I learned about dignity from friends struggling to put a few months of sobriety together, from hundreds of people who were homeless, from more than a few newly released convicts, and from the many I’ve known who continue to face down the pain, shame and stigma of mental illness to retain regain whole and meaningful lives.

I also learned about how people seek out dignity, and how they avoid its opposite at a profound and almost reflexive level. How the indignity that went along with things I was ‘giving’ to people ‘in need’ could more detrimental than I anything I could positively ‘provide.’ I learned from people who were in more desperate circumstances than I could ever imagine that honoring their personal dignity was much more important than ‘providing’ them a service.

You don’t have to spend time in a inpatient psychiatric ward to have a sense of how often one’s dignity can be undermined in services.
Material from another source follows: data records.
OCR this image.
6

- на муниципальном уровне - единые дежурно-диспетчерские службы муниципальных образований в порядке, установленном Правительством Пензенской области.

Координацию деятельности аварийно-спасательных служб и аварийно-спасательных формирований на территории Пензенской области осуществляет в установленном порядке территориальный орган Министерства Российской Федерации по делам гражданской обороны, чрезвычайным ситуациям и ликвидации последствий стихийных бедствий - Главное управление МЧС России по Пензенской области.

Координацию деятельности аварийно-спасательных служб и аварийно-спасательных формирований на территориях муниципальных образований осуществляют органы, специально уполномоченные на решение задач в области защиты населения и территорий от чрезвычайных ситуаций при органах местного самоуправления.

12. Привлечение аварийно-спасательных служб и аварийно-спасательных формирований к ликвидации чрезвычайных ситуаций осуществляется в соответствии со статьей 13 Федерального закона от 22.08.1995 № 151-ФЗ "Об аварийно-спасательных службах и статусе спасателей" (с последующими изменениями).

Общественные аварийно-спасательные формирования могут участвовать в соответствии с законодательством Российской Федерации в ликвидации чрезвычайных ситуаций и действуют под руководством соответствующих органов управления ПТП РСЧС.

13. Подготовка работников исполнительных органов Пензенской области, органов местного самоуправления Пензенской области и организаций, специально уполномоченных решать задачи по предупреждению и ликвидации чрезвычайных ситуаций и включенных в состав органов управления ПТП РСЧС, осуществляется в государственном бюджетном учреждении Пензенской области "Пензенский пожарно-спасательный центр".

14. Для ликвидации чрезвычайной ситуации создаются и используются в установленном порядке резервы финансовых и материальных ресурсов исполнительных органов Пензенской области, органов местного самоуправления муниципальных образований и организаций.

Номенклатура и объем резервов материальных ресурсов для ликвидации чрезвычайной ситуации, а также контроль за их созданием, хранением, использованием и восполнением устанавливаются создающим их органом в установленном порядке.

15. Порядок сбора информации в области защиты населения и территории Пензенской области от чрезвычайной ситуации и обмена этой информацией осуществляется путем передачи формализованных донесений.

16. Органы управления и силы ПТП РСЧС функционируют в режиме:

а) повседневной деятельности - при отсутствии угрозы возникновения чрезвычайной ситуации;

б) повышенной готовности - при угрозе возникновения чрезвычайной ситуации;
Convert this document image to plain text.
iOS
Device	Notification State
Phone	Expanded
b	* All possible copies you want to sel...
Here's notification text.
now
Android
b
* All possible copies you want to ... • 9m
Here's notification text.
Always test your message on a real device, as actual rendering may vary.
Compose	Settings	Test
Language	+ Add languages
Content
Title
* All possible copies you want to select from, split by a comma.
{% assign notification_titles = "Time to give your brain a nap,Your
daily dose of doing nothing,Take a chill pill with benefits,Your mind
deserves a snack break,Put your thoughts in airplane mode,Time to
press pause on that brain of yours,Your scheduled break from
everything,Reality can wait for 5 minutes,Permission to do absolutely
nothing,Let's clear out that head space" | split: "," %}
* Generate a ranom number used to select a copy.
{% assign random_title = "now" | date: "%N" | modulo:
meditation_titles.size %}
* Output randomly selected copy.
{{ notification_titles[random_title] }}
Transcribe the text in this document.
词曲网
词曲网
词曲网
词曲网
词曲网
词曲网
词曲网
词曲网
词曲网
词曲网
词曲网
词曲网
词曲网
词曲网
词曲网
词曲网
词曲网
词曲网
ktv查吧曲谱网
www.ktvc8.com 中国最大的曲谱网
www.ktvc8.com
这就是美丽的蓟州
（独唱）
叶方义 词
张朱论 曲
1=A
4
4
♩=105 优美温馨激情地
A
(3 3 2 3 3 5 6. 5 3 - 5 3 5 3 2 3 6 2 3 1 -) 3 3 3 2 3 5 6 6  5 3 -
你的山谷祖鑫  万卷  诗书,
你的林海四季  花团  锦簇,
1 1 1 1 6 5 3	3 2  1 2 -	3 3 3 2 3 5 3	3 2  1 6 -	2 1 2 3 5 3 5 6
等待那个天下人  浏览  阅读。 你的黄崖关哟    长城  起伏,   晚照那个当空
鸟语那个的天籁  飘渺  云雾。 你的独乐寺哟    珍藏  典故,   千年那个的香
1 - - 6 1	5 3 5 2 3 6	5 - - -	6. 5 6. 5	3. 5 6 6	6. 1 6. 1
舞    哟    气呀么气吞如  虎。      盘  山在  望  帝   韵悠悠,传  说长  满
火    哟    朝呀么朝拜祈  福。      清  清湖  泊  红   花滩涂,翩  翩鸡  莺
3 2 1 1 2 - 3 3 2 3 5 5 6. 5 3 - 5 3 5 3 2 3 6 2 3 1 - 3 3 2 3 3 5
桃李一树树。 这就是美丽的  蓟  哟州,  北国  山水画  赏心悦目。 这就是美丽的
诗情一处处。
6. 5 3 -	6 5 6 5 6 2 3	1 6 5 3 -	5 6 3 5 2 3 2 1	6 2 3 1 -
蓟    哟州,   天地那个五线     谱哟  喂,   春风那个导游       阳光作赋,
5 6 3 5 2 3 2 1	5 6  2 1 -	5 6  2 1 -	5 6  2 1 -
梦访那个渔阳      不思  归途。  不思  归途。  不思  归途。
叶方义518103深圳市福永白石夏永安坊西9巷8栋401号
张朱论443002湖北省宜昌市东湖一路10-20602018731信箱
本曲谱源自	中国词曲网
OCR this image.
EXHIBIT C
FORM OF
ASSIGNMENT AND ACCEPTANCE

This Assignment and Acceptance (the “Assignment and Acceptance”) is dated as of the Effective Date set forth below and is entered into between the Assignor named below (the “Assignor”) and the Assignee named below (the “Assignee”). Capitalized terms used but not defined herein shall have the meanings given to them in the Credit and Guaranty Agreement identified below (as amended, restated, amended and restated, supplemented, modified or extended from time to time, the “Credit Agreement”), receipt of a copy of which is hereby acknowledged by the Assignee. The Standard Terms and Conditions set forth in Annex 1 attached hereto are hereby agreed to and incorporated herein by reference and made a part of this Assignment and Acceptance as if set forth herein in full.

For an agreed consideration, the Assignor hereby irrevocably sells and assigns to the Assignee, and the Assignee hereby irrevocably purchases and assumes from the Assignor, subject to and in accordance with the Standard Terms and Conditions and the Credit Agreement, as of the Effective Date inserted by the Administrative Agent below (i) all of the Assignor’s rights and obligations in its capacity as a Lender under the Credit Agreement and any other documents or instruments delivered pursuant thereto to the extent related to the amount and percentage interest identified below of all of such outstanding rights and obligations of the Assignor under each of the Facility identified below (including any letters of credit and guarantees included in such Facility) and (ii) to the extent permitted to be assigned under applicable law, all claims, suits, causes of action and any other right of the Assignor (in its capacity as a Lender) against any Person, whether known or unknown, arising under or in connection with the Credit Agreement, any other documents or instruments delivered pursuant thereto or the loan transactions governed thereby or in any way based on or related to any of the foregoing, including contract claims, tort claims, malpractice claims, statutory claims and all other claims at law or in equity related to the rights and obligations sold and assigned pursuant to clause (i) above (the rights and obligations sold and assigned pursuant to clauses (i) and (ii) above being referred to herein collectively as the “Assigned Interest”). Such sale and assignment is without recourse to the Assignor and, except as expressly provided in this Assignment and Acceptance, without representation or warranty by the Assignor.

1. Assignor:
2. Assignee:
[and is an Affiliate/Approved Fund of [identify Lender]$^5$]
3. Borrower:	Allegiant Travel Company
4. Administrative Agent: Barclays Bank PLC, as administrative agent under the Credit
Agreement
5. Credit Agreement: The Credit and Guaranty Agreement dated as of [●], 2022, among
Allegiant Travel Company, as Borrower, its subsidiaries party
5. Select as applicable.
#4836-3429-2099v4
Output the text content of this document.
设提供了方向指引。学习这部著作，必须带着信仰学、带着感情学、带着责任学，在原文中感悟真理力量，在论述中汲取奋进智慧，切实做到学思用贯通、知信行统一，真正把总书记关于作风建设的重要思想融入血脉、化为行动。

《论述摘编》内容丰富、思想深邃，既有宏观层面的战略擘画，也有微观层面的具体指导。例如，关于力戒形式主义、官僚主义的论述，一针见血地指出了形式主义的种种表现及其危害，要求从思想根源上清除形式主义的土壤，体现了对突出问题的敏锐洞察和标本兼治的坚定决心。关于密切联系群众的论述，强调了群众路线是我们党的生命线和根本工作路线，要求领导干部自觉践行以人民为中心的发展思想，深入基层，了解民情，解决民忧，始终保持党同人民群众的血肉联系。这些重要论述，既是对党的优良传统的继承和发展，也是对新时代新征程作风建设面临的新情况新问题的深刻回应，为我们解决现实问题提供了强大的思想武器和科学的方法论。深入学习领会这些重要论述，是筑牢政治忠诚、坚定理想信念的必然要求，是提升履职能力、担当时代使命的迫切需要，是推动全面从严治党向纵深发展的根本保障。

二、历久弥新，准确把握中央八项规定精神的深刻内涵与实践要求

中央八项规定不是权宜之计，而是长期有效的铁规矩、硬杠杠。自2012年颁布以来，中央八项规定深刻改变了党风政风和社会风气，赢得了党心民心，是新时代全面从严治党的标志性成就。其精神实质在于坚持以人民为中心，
But a few snapshots can help—
  •            You called for help because you were desperate and felt like dying and couldn’t be safe. When help came they pointed guns at you, put you in handcuffs, took you away in the back of the police car while all your neighbors watched.
  •           Perhaps you came in voluntarily, feeling completely anguished or out of control, then a few days later you find your status had been ‘switched’ to involuntary and that the papers you signed meant you had given up your rights to refuse medications you didn’t like.
  •           You’re in your room where there in no privacy from your roommate—multiple times of day staff, nurses, sometimes even students come in unannounced, begin asking you questions, often the same questions you’d already answered several times. 
  •            You go to “art group” in which the art activity consists of large nubby crayons and children’s coloring books even though its is an adult/geriatric ward and the average age is over fifty.
  •            You ask for a pen or pencil so you can write in your journal and are told you can only use them while someone watches you at the nurse’s station— and that they are too busy to do so.
  •            You find that your privileges for phone calls or cigarette breaks were removed because you failed to attend enough ‘groups’
  •            You ask where the policy for restoring privileges is and are informed that this is a ‘staff decision made at rounds’.
  •           You tell your prescriber about the debilitating side effects of the medications your taking. In response she rolls her eyes, saying ‘you’ll get used it’ or ‘nobody has all of those’.


Stigma? -yes. Discrimination? yes— but to most people these things that happen every day are just plain insults to a dignity they may be already struggling to maintain.

If we put Dignity First all these things things that drive people into despair, that magnify the fear shame and self-doubt that so often accompany mental illness, all these can be wiped away.

So people won’t seek death by suicide or painful isolation as more dignified than supports for their recovery.

When we put Dignity First we approach people as deserving and seeking more from us than ‘care’ or services. We recognize people are challenging us to respect them first and then to bolster their opportunities to respect themselves. By listening and engaging with the intention to understand what that would require, we challenge our assumptions and the power relationships inherent in health care that work against people’s dignity. And that, as a result, drive many people away. Putting Dignity First we understand that recovery needs to include recovering from the indignities that they’ve suffered as a result of their symptoms, their situations and the messages they’ve received from others and their society about what it means to have a mental health condition.

In putting Dignity First we know that honesty, hope and sincerity are our best resources for engaging people who so often have lost their dignity. We help by offering resources, skills and services that people want to use, rather than ‘providing’ them with the services we have and rejecting them if those do not fit.

Putting Dignity First is not just a crucial step towards systems in which recovery is realized, it is the mind-set, the approach we must take in relating to individuals with mental health conditions, and in reforming our world into one in which all people live in communities that truly support recovery and mental health for all.